Problems found with list of counties targeted for stricter COVID-19 ordinances

At least 10 counties were left off the list, while some on the list likely shouldn’t have been included

N.C. Dept. of Health and Human Services secretary Mandy Cohen briefs media from the Emergency Operations Center in Raleigh. Photo via N.C. Dept. of Public Safety

RALEIGH — An analysis of the counties that received a letter from N.C. Department of Health and Human Services secretary Mandy Cohen shows possible inconsistencies with who received the letter and who didn’t.

North State Journal requested clarification from NCDHHS on how the counties were elected to receive the suggested ordinance and penalties letter.

NCDHHS restated part of their letter, saying that the counties had to meet one of three criteria. The first criterion, however, is two items:

  1. A county that has had 300 or more new cases in the last 14 days and has been identified by the White House Task Force as a county of concern;
  1. County with a case rate greater than 50 cases per 10,000 people;
  2. Or a county that is one of the top three most populous counties in the state.

An analysis of the counties the day after the suggested ordinance letters were sent showed that 10 of them did not meet the criteria listed by NCDHHS. None of the following counties which received a letter appeared to meet the criteria: Burke, Caswell, Chowan, Duplin, Graham, Greene, Hoke, Scotland, Watauga.

These 10 counties may have been identified by the White House Task Force; however, NCDHHS did not provide the list of counties identified by that task force. At the Oct. 29 COVID-19 briefing, Cohen was asked about the White House Task Force but sidestepped the question.

Another 10 counties which were not sent letters actually did meet at least one of NCDHHS’ criteria. Buncombe, Brunswick, Cabarrus, Durham, Forsyth, Harnett, Iredell and Wilson all met the 14-day case criteria. Richmond and Clay met criteria No. 2, being a county with a case rate greater than 50 cases per 10,000 people.

North State Journal asked NCDHHS about the criteria and county letter discrepancies but did not receive a response.

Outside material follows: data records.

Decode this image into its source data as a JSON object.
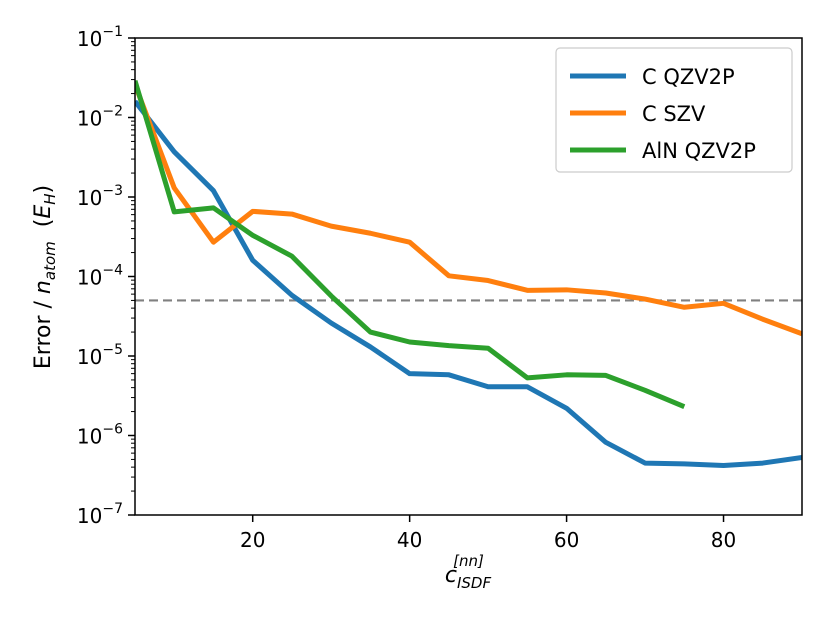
{
  "chart_data": {
    "type": "line",
    "title": "",
    "xlabel": {
      "base": "c",
      "sub": "ISDF",
      "sup": "[nn]"
    },
    "ylabel": {
      "prefix": "Error / ",
      "n": "n",
      "nsub": "atom",
      "unit_open": "  (",
      "unit_E": "E",
      "unit_sub": "H",
      "unit_close": ")"
    },
    "xlim": [
      5,
      90
    ],
    "ylim_exp": [
      -7,
      -1
    ],
    "yscale": "log",
    "x_ticks": [
      20,
      40,
      60,
      80
    ],
    "x_tick_labels": [
      "20",
      "40",
      "60",
      "80"
    ],
    "y_ticks_exp": [
      -7,
      -6,
      -5,
      -4,
      -3,
      -2,
      -1
    ],
    "y_tick_labels": [
      {
        "base": "10",
        "exp": "−7"
      },
      {
        "base": "10",
        "exp": "−6"
      },
      {
        "base": "10",
        "exp": "−5"
      },
      {
        "base": "10",
        "exp": "−4"
      },
      {
        "base": "10",
        "exp": "−3"
      },
      {
        "base": "10",
        "exp": "−2"
      },
      {
        "base": "10",
        "exp": "−1"
      }
    ],
    "threshold": 5e-05,
    "legend_position": "upper-right",
    "series": [
      {
        "name": "C QZV2P",
        "color": "#1f77b4",
        "x": [
          5,
          10,
          15,
          20,
          25,
          30,
          35,
          40,
          45,
          50,
          55,
          60,
          65,
          70,
          75,
          80,
          85,
          90
        ],
        "y": [
          0.016,
          0.0037,
          0.0012,
          0.00016,
          5.8e-05,
          2.6e-05,
          1.3e-05,
          6e-06,
          5.8e-06,
          4.1e-06,
          4.1e-06,
          2.2e-06,
          8.2e-07,
          4.5e-07,
          4.4e-07,
          4.2e-07,
          4.5e-07,
          5.3e-07
        ]
      },
      {
        "name": "C SZV",
        "color": "#ff7f0e",
        "x": [
          5,
          10,
          15,
          20,
          25,
          30,
          35,
          40,
          45,
          50,
          55,
          60,
          65,
          70,
          75,
          80,
          85,
          90
        ],
        "y": [
          0.026,
          0.0013,
          0.00027,
          0.00066,
          0.00061,
          0.00043,
          0.00035,
          0.00027,
          0.000102,
          8.9e-05,
          6.7e-05,
          6.8e-05,
          6.2e-05,
          5.2e-05,
          4.1e-05,
          4.6e-05,
          2.9e-05,
          1.9e-05
        ]
      },
      {
        "name": "AlN QZV2P",
        "color": "#2ca02c",
        "x": [
          5,
          10,
          15,
          20,
          25,
          30,
          35,
          40,
          45,
          50,
          55,
          60,
          65,
          70,
          75
        ],
        "y": [
          0.029,
          0.00065,
          0.00073,
          0.00033,
          0.00018,
          5.7e-05,
          2e-05,
          1.5e-05,
          1.35e-05,
          1.25e-05,
          5.3e-06,
          5.8e-06,
          5.7e-06,
          3.7e-06,
          2.3e-06
        ]
      }
    ]
  }
}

The NCDHHS COVID-19 dashboard was augmented this fall, and the hospitalizations data now includes a toggle for viewing suspected cases, confirmed cases or Adult ICU patients. It even includes some demographic data. While some of this data is useful in separating actual COVID-19 patients from regular patients, the NCDHHS COVID-19 dashboard still does not list length of hospitalization, if a person was readmitted, number of readmittances or the number and dates of persons released from care.

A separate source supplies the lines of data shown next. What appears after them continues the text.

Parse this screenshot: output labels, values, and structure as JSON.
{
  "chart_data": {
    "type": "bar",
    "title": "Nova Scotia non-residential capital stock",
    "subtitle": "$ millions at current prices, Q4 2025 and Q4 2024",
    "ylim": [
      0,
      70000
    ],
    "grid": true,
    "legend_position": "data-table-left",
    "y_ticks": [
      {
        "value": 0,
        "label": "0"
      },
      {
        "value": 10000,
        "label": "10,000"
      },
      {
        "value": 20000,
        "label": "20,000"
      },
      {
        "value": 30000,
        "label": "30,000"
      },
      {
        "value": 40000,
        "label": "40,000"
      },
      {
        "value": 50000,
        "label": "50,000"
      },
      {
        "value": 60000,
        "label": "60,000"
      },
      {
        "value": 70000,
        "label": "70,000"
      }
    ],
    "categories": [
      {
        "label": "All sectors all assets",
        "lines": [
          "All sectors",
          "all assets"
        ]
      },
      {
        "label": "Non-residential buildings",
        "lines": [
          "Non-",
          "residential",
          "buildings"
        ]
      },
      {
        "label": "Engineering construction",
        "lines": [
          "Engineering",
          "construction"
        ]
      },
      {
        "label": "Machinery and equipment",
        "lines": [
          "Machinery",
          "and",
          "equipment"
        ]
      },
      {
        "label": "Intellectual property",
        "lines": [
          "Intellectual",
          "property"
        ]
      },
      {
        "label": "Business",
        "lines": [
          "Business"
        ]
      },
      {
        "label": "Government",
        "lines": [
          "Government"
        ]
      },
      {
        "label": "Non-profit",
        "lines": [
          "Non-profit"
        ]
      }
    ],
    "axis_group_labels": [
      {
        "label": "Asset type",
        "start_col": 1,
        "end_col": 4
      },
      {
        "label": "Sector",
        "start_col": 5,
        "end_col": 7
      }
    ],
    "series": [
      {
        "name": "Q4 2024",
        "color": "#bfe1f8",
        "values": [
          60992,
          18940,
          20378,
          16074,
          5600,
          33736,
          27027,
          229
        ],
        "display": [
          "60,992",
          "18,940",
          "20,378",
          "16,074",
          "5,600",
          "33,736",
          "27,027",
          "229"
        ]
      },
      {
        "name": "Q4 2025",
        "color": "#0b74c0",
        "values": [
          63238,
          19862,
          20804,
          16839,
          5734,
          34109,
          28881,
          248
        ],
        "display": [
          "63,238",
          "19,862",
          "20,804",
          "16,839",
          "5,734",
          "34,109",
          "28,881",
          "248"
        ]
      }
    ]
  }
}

Hospitalization details have been expanded in recent weeks by NCDHHS, but the overall bed count and accuracy have continued to fluctuate. Very rarely has NCDHHS’ dashboard presented 100% of hospitals reporting, and NCDHHS has not published any detailed information as to whether their data sets are missing large urban hospitals or small rural facilities. Depending on the facility size, the hospital bed number could change dramatically.

On March 27, Gov. Roy Cooper issued a stay-at-home order for the state. That same day, NCDHHS added a hospital bed tracker to its website. At that time, the tracker listed 18,256 total beds with 7,184 of them empty. That initial number came with a data disclaimer which said that only 81% of hospitals were reporting. Three days later on March 30, the hospital bed tracker had dropped to 15,398 beds of which 6,235 were now empty. These calculations were based on just 64% of hospitals reporting.

To illustrate the jumps in bed data, by looking at Oct. 27, a day with 97% reporting by hospitals, the tracker listed 25,446 total beds. That’s a jump of 7,190 over the March 27 count from when the COVID-19 lockdown began in North Carolina.

The Oct. 27 bed data breaks down to 15,422 beds in use, 5,452 that were empty but staffed and 4,592 that were empty but not staffed. That same day, the NCDHHS dashboard listed 1,214 people as hospitalized, including 329 adults in the Intensive Care Unit.

These up and down changes in the percentage of hospitals reporting and constant flux of bed numbers has made predicting surge capacity a guessing game for decision-makers and the public.